WASHINGTON (AP) _ Calling the sale of Pakistani government bonds in this country an apparent vehicle for drug money laundering, two senators asked Federal Reserve Chairman Alan Greenspan on Thursday to consider blocking the sale.

An advertisement publicizing the sale of the anonymous ″bearer certificates″ told potential investors: ″No Questions Asked About Source of Funds 3/8″ and ″No Identity to be Disclosed 3/8″ The advertisement ran earlier this week in the Wall Street Journal.

In a letter, Sens. John Kerry, D-Mass., and Hank Brown, R-Colo., asked Greenspan to consider taking ″swift regulatory action″ in response to the sale in the United States of government-backed bonds issued by Pakistan’s central bank.

Federal Reserve spokesman Bob Moore said Greenspan hadn’t received the letter yet and had no immediate comment.

Kerry and Brown sent similar letters to Securities and Exchange Commission Chairman Richard Breeden, Comptroller of the Currency Stephen Steinbrink and William Taylor, chairman of the Federal Deposit Insurance Corp.

Spokesmen for those regulators also said they hadn’t gotten the letter yet.

The five-year bonds went on sale in Pakistan on March 15 and will be available in other countries, including the United States, starting March 23, according to the advertisement.

An official at the State Bank of Pakistan’s office in Karachi was quoted in Wednesday’s Wall Street Journal as saying the bond sale ″is a way to launder the black money.″

In their letter to Greenspan, Kerry and Brown wrote: ″At a time when we have recognized that banks which solicit drug funds are every bit as responsible for the carnage caused by the drug problem in the United States as are the pushers on the street, we urge you to consider swift regulatory action in response.″

Kerry first raised the issue Wednesday at a hearing of his Senate Foreign Relations subcommittee on terrorism. The panel has investigated activities of the Bank of Credit and Commerce International, which was founded by a group of Pakistani bankers. Several former BCCI officials have pleaded guilty to federal money laundering charges.

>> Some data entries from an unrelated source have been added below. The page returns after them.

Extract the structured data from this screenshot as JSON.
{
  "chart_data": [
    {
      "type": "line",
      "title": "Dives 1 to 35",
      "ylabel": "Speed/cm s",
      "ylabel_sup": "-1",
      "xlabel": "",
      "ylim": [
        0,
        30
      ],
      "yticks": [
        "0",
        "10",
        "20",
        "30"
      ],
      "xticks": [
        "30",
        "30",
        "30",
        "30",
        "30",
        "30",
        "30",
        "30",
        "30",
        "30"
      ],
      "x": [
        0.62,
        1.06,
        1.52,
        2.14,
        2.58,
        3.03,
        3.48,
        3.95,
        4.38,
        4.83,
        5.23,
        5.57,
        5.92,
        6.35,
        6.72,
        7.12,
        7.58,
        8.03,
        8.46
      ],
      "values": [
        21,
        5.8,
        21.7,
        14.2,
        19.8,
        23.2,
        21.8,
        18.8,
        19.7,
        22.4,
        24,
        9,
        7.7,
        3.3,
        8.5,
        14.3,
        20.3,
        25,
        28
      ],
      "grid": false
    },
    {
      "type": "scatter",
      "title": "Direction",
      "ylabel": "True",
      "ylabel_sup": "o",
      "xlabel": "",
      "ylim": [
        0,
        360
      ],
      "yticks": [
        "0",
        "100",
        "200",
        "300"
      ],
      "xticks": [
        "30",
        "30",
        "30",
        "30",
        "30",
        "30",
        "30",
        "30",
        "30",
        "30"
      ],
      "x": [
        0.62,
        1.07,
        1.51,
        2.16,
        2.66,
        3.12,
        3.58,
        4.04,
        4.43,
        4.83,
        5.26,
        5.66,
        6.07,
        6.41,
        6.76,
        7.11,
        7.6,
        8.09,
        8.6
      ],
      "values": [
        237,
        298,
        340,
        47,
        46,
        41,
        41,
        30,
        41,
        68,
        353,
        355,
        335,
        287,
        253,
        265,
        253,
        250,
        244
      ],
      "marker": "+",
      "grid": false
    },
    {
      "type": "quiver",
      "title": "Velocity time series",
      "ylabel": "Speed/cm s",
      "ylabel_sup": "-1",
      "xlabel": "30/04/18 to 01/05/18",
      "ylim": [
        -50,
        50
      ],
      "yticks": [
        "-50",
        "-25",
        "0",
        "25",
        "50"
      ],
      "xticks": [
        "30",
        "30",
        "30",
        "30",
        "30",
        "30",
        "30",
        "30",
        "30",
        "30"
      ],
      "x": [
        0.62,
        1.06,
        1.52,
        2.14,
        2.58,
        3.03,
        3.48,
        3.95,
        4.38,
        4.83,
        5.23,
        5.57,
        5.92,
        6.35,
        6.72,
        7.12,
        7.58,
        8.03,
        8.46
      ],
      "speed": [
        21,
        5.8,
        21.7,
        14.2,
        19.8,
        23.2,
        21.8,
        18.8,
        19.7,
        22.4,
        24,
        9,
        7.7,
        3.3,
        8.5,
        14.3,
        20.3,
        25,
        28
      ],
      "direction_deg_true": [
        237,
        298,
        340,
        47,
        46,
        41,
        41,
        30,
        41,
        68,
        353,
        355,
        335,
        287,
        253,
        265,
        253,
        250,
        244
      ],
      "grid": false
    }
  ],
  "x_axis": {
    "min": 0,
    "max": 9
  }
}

Brown is the ranking Republican on the terrorism subcommittee.

Kerry and Brown asked Greenspan to have the Fed review the advertisement and the Pakistani bond sale itself to determine ″whether it is in the interests of the United States, and of the safety and soundness of the U.S. banking system,″ to allow American banks to sell the bonds.

The senators urged Greenspan ″to consider action to prevent the sale of such instruments through any bank in the (United States).″

The advertisement lists Bank of America, American Express Bank, Citibank and Chase Manhattan Bank among a group of banks around the world authorized to sell the bonds.

A spokesman for Chase Manhattan told the Journal that his bank isn’t selling the Pakistani bonds and never even heard of them. An American Express spokesman said his company’s bank plans to sell the bonds only through its branch in Pakistan, not in the United States.